Like the parables of Jesus. A parable is NOT an allegory where everything in the story represents something else to make a moral point. People have tried to the read Jesus’s parables like that—or like a fable that ends with a stated moral. They don’t work that way. Many now believe Jesus used parables more like “discussion-starters” (2). Only a few did Jesus explain—last Sunday’s story of the seed that fell on different soils being one rare example. Today’s Gospel text is another parable about seeds—some becoming weeds, other wheat. It’s a cryptic story that seems to confirms how hard it is to tease out the good from the bad–in a political party, a person, a parable. You and I are an admixture of weed and wheat that have grown up together in us. How do we separate the two? How do we remove the bad without eliminating the good in the process? For every strength we have, theirs is a shadow side to that very strength. Confidence can become cockiness, for example. Jesus’s parable might be recognizing those character traits exist together on a spectrum. The bad sometimes can’t be eliminated entirely without sacrificing the other. Not while they are still growing. But at harvest time – with an ultimate perspective you and I don’t have—the good can be prized and the bad extinguished. Ultimately, what is good will be what lasts.
In the meantime, our spiritual journey is marked by messiness. But we at least can grow more comfortable with discomfort. Early in our faith journey we want to ignore experiences that don’t fit neatly into our binary categories. But as we mature spiritually, we break open the categories and embrace paradox.
In 1981 James Fowler attempted to describe six stages of faith development adapted from Piaget’s research on human cognitive development and Eric Erickson’s model of human psychological development. Fowler believed a growing acceptance of ambiguity was a marker of maturing faith.

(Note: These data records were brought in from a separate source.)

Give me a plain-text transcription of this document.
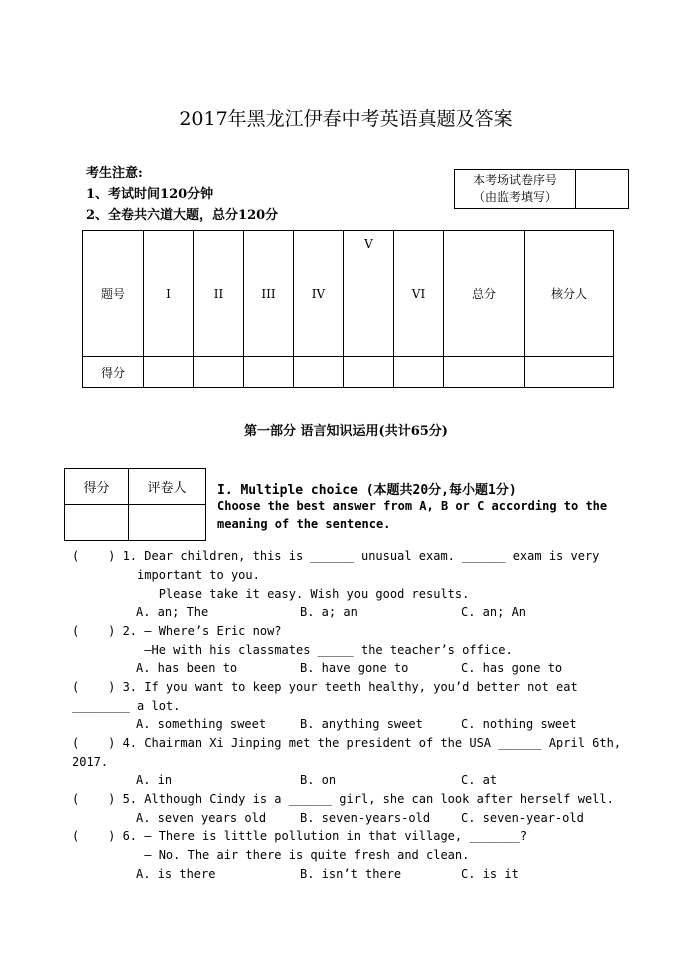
2017年黑龙江伊春中考英语真题及答案
考生注意:
1、考试时间120分钟
2、全卷共六道大题，总分120分
本考场试卷序号
（由监考填写）

题号	I	II	III	IV	V	VI	总分	核分人
得分								
第一部分 语言知识运用(共计65分)
得分	评卷人
	I. Multiple choice (本题共20分,每小题1分)
Choose the best answer from A, B or C according to the
meaning of the sentence.
(    ) 1. Dear children, this is ______ unusual exam. ______ exam is very
important to you.
Please take it easy. Wish you good results.
A. an; The	B. a; an	C. an; An
(    ) 2. — Where’s Eric now?
—He with his classmates _____ the teacher’s office.
A. has been to	B. have gone to	C. has gone to
(    ) 3. If you want to keep your teeth healthy, you’d better not eat
________ a lot.
A. something sweet	B. anything sweet	C. nothing sweet
(    ) 4. Chairman Xi Jinping met the president of the USA ______ April 6th,
2017.
A. in	B. on	C. at
(    ) 5. Although Cindy is a ______ girl, she can look after herself well.
A. seven years old	B. seven-years-old	C. seven-year-old
(    ) 6. — There is little pollution in that village, _______?
— No. The air there is quite fresh and clean.
A. is there	B. isn’t there	C. is it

The last faith stage is quite rare. Some religions call this final stage “enlightenment.” Those who attain this kind of faith have outgrown the categories of religion and believe that the Ultimate includes all beings. Because people at this stage are often seen as subversive, these rare individuals often die at the hands of those threatened by their efforts for justice and compassion. For them life is both loved fervently and held loosely, and their compelling vision of this world is contagious.
Jesus held such a vision. Sometimes we get a glimpse of it, too. When we do, we can say, with Jacob, “Surely the Lord has been in this place.”
O God, your son Jesus lived a liminal life and died at the hands of those who could not understand his outside-the-box thinking. May we journey with you in the ups and downs, from certainty to uncertainty, with appreciation for ambiguity, and into a fuller faith. We pray in the name of Jesus the Christ. Amen
(1) Brueggemann, Walter. Genesis, Interpretation: A Bible-Commentary for Teaching and Preaching. (Atlanta: John Knox Press, 1982) 244-248.
(2) Herzog, William R. Parables as Subversive Speech: Jesus as Pedagogue of the Oppressed. ( Louisville: John Knox Press, 1994) 261.